San Antonio Express-News (Sunday)
Texas medical group against national’s view
The Texas Medical Association recently “fervently” objected to national doctor groups’ filing a legal opposition to a lawsuit seeking to end the Affordable Care Act and ultimately unravel the protections for patients with pre-existing conditions.
The call to stop a friends-ofthe-court brief planned by the American Medical Association and four other medical groups came June 12 from the Texas delegation on the floor of the AMA’s national convention in Chicago, those present confirmed.
“The ACA is an extremely unpopular political symbol in our state,” Dr. David Henkes, a San Antonio pathologist and chair of the state delegation to the AMA House of Delegates, said at the convention. “We fervently urge the AMA not to file a brief in this case at this time.”
Brief filed anyway
The Texas Medical Association objected to any legal weighin from national organizations because now is not the time nor the proper method, Steve Levine, vice president of communications for TMA, said Thursday.
“We wanted to make sure that the rest of the House of Medicine understood the ramifications of the AMA getting involved in a case in our backyard,” Levine said of the nation’s largest state doctor group.
But the American Medical Association, along with the American College of Physicians, the American Academy of Family Physicians, the American Academy of Pediatrics and the American Academy of Child and Adolescent Psychiatry, did so anyway, entering its brief on June 14.
At the heart of the tussle is a once-obscure lawsuit filed Feb. 26 in federal court in Fort
Worth by Texas Attorney General Ken Paxton which was joined by 19 other states. The suit declared the law informally known as “Obamacare” now unconstitutional.
When Congress passed its tax bill late last year, the legislation came with a provision to remove the penalty for not having health insurance starting Jan. 1, 2019. The net effect would mean that a pillar of the law requiring most everyone to have insurance would also be removed. The lawsuit contends the ACA had been propped up by Congress’ power to levy taxes. With the tax essentially gone, the law cannot survive and is no longer constitutional, according to the suit
Most controversial in this legal reasoning is that once the law is no longer valid, neither are consumer protections under the law such as protection against insurers charging more or denying outright those with pre-existing or chronic medical conditions. Other provisions of the ACA that could go by the wayside are the ability of children to stay on their parent’s health plans until age 26 and 100 percent coverage for preventive services. Annual and lifetime dollar limits could be reinstated, and insurance companies would be freed from limits on how much profit they could take off premiums.
The lawsuit got a surprise validation earlier this month when the Department of Justice, with the blessing of the White House, announced it would not defend the ACA in court. Most significant is that Justice agreed with the Texas-led suit that insurers should not be forced into coverage requirements.
Days later at the medical convention, Dr. Gerald Harmon, chair of the association’s board of trustees, announced the American Medical Association would lend its considerable heft to opposing the Texas lawsuit, saying that if the suit succeeded, “federal policy would roll back to 2009 without any substitute in place.”
Henkes from San Antonio then quickly stood and objected.
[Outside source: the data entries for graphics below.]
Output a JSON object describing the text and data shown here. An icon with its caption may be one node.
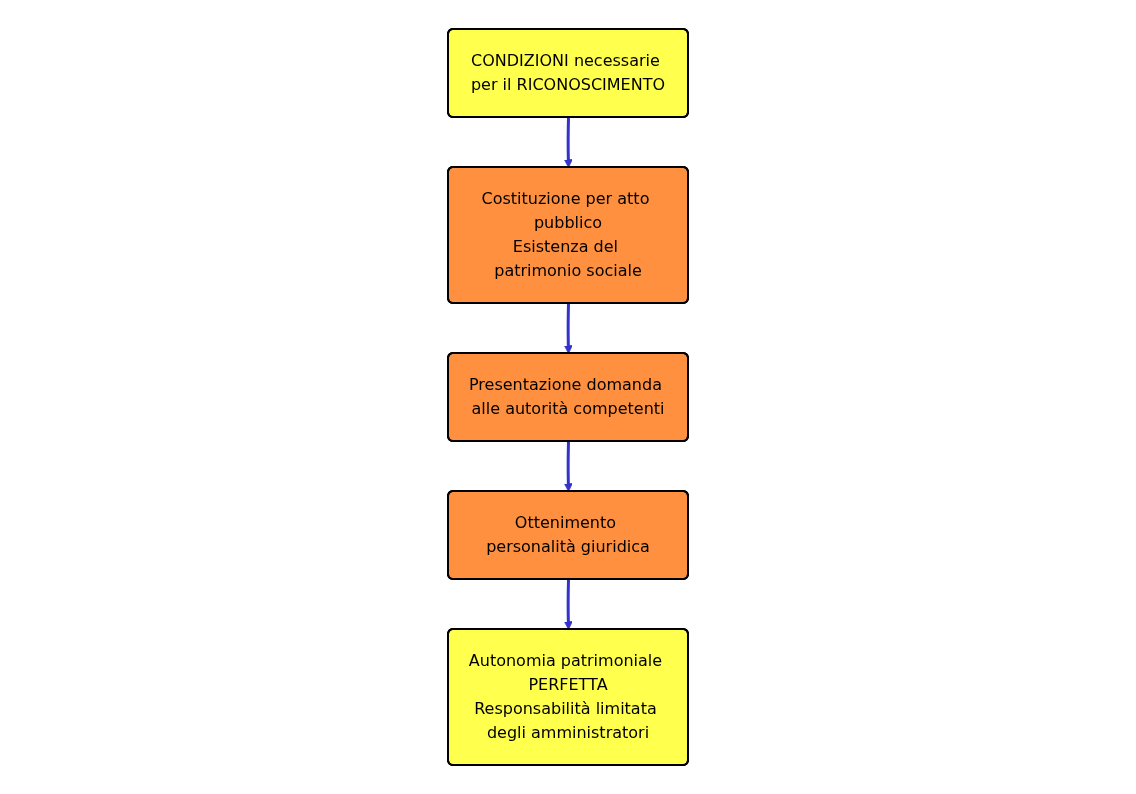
{
  "diagram": {
    "nodes": [
      {
        "text": [
          "CONDIZIONI necessarie per il RICONOSCIMENTO"
        ]
      },
      {
        "text": [
          "Costituzione per atto pubblico",
          "Esistenza del patrimonio sociale"
        ]
      },
      {
        "text": [
          "Presentazione domanda alle autorità competenti"
        ]
      },
      {
        "text": [
          "Ottenimento personalità giuridica"
        ]
      },
      {
        "text": [
          "Autonomia patrimoniale PERFETTA",
          "Responsabilità limitata degli amministratori"
        ]
      }
    ],
    "edges": [
      {
        "from": 0,
        "to": 1,
        "arrow": "to"
      },
      {
        "from": 1,
        "to": 2,
        "arrow": "to"
      },
      {
        "from": 2,
        "to": 3,
        "arrow": "to"
      },
      {
        "from": 3,
        "to": 4,
        "arrow": "to"
      }
    ]
  }
}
“If AMA files a brief now, there will be considerable political pressure from our state for TMA to file its own amicus brief supporting the plaintiff ’s position,” Henkes said, according to a transcript of his comments provided by the 51,000-member Texas association.
‘Counterproductive’
“This puts us in a position that will be extremely counterproductive to the TMA’s advocacy agenda on behalf of Texas physicians and our patients,” he added. “Should the AMA file a brief in this case I have no doubt it will interfere with our work on key state issues such as liability reform, scope of practice, insurance reform, Medicaid, public health, and graduate medical education.”
Levine said Thursday the TMA’s objection to other medical groups’ legally intervening for pre-existing coverage should absolutely not be construed as Texas doctors being against such protection.
Dr. Douglas Curran, an Athens family physician and TMA president, said in a statement that his organization takes a “more nuanced” stance than the AMA.
“We like and we want to keep those parts of the ACA that are good for our patients, like guaranteed coverage for people with pre-existing conditions,” Curran said in the statement. “Other parts, like the disruption of insurance markets and overwhelming paperwork burdens on physicians, have to go.”
The Texas Medical Association opposed the final version of the health care law when it passed in 2010.